Active reading involves asking questions over and over as you read, especially “why” questions:

  • Who wrote this?
  • What is the main point the author wants to make?
  • How are they putting their arguments together?
  • Why did the author write this?
  • Why did the author say there’s a conflict?
  • Why does the second paragraph seem to contradict the first paragraph?
  • Why is the author quoting Charles Darwin?
  • Why, why, why, why, why…?

If you ask yourself these questions as you read, you are truly an active reader. Reading shouldn’t be a one-way street; Reading should involve you putting your thoughts into the passage as well. You are participating in a kind of dialog with the author.

The Passage Stands Alone

Before moving on to further analyze that questioning style of active reading, we need to make a very important point: The passage stands alone.

The LSAT exists in a vacuum. It doesn’t matter what you know to be true in real life. All that matters it what is true inside that vacuum. If you’re a physics student and you’re faced with a physics passage, you might feel lucky that you know something about the topic involved. Your experience might help you read faster because you won’t be intimidated by terms and jargon.

But what should you do if the passage contradicts what you know to be true? Nothing. The LSAT could care less about your body of knowledge in the field of physics. The LSAT could care less about what is true or false in the real world. The LSAT may deliberately ask you questions about fictional subjects or offer controversial points of view. The LSAT only wants to see your ability to understand the passage in a vacuum and analyze the thoughts contained inside the passage.

Don’t worry about truth and real life. The passage stands alone.

Dealing with Jargon on the LSAT Test

Because of the wide variety of passages you will see in the Reading Comprehension section (natural sciences, social sciences, business and law topics, humanities and more), you will undoubtedly be faced with some terms and jargon you are not familiar with. This can be intimidating because you’ve spent many hours of your college career memorizing these kinds of terms for quizzes and test and now you only have eight minutes per passage. Furthermore, the LSAT passages are sometimes so disjointed, it’s not even clear what the jargon means right away.
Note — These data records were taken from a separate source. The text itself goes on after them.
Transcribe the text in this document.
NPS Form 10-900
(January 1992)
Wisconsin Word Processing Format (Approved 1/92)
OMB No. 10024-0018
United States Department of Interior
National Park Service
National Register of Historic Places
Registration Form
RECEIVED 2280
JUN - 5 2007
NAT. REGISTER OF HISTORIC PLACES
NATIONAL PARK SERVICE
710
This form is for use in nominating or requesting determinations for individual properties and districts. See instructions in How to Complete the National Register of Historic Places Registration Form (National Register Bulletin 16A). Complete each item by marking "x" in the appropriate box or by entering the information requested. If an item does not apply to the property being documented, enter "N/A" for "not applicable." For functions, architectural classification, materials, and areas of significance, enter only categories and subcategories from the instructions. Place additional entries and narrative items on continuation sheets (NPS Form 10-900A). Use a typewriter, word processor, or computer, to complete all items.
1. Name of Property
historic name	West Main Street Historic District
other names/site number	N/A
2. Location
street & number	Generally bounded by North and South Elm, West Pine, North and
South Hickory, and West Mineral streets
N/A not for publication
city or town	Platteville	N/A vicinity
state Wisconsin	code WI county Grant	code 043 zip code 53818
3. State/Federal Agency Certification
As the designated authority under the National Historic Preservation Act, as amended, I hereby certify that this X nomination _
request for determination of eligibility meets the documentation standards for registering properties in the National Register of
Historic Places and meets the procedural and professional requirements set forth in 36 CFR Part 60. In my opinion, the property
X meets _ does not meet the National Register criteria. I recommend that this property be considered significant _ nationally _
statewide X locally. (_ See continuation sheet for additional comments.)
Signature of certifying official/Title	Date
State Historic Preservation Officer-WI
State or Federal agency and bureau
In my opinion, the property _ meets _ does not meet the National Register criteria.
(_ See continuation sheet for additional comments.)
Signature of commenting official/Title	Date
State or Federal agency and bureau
You’re in luck. The LSAT is not a test about memorizing jargon. If you see a term you don’t recognize, just move on. If the LSAT happens to ask you about it in a question (which is extremely rare), you’ll know where to find it later and you can reread that section of the passage.
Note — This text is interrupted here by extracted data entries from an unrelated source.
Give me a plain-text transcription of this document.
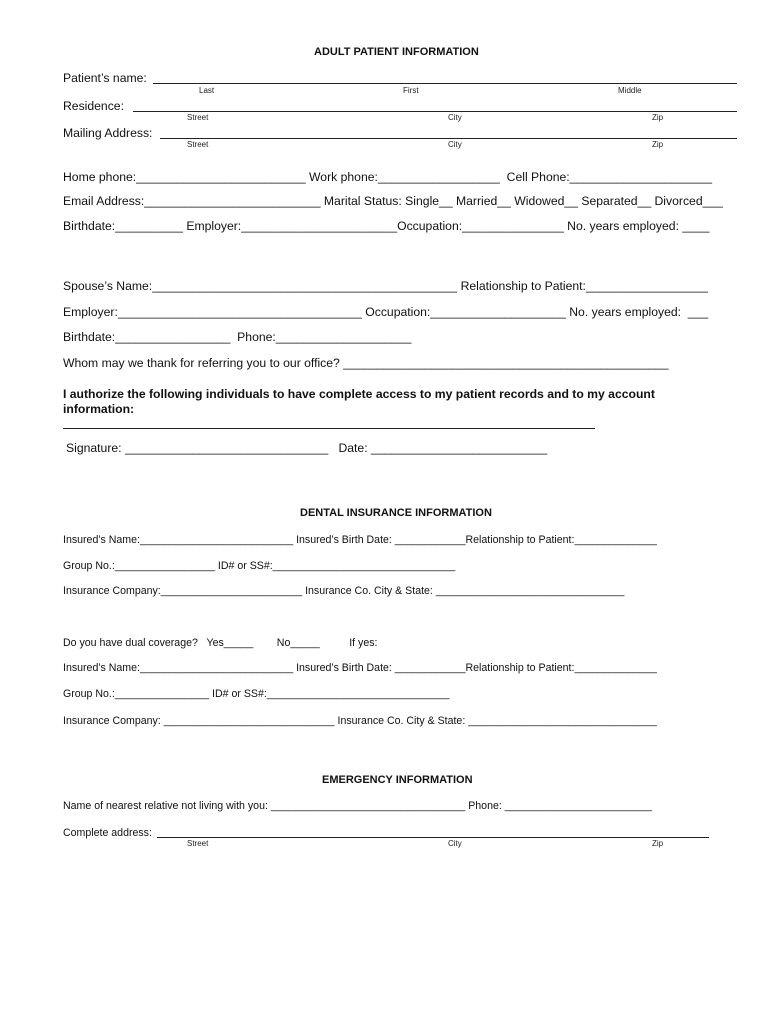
ADULT PATIENT INFORMATION
Patient’s name:
Last	First	Middle
Residence:
Street	City	Zip
Mailing Address:
Street	City	Zip
Home phone:_________________________ Work phone:__________________  Cell Phone:_____________________
Email Address:__________________________ Marital Status: Single__ Married__ Widowed__ Separated__ Divorced___
Birthdate:__________ Employer:_______________________Occupation:_______________ No. years employed: ____
Spouse’s Name:_____________________________________________ Relationship to Patient:__________________
Employer:____________________________________ Occupation:____________________ No. years employed:  ___
Birthdate:_________________  Phone:____________________
Whom may we thank for referring you to our office? ________________________________________________
I authorize the following individuals to have complete access to my patient records and to my account information:
Signature: ______________________________   Date: __________________________
DENTAL INSURANCE INFORMATION
Insured’s Name:__________________________ Insured’s Birth Date: ____________Relationship to Patient:______________
Group No.:_________________ ID# or SS#:_______________________________
Insurance Company:________________________ Insurance Co. City & State: ________________________________
Do you have dual coverage?   Yes_____        No_____          If yes:
Insured’s Name:__________________________ Insured’s Birth Date: ____________Relationship to Patient:______________
Group No.:________________ ID# or SS#:_______________________________
Insurance Company: _____________________________ Insurance Co. City & State: ________________________________
EMERGENCY INFORMATION
Name of nearest relative not living with you: _________________________________ Phone: _________________________
Complete address:
Street	City	Zip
The LSAT often uses deliberately intimidating terms just to throw you off your focus. If you spend a lot of time trying to understand what the unfamiliar jargon means, you’re not reading actively anymore.

Consider the following sentence:

Larger runners often suffer from plantar faciitis when the fascia that connects the heel bone to the toes is inflamed causing a tenderness above the heel bone.

If you’ve never heard of the term “plantar faciitis,” and you’re not a fan of natural science passages to begin with, this sentence can seem intimidating. But that’s only on the surface. It doesn’t matter if you recognize “plantar faciitis,” or not unless you’re asked a specific question about it. In fact, it doesn’t matter if the term is “planter faciitis,” or “heelus ouchiitis,” or “Emo Phillips Syndrome.” All you care about is that it’s that thing that causes heel pain.

Don’t be intimidated by jargon.

Who Wrote This

The authors on the LSAT are anonymous, so the answer to this question is not specific. What we’re getting at with this question is a matter of author’s point of view and style. Does the author show a particular prejudice? Is the author a scientist? A journalist? A literature professor? A motivational speaker? Whatever your view of the author, it will help you anticipate what is coming up next in the passage.

The LSAT test will ask questions that relate to your understanding of the anonymous author:

  • The author of this passage is most likely a…
  • The author quotes Charles Darwin in order to…
  • The author would most like agree with which of the following statements about plantar faciitis.
  • The author assumes which of the following to be true regarding the study of human intelligence?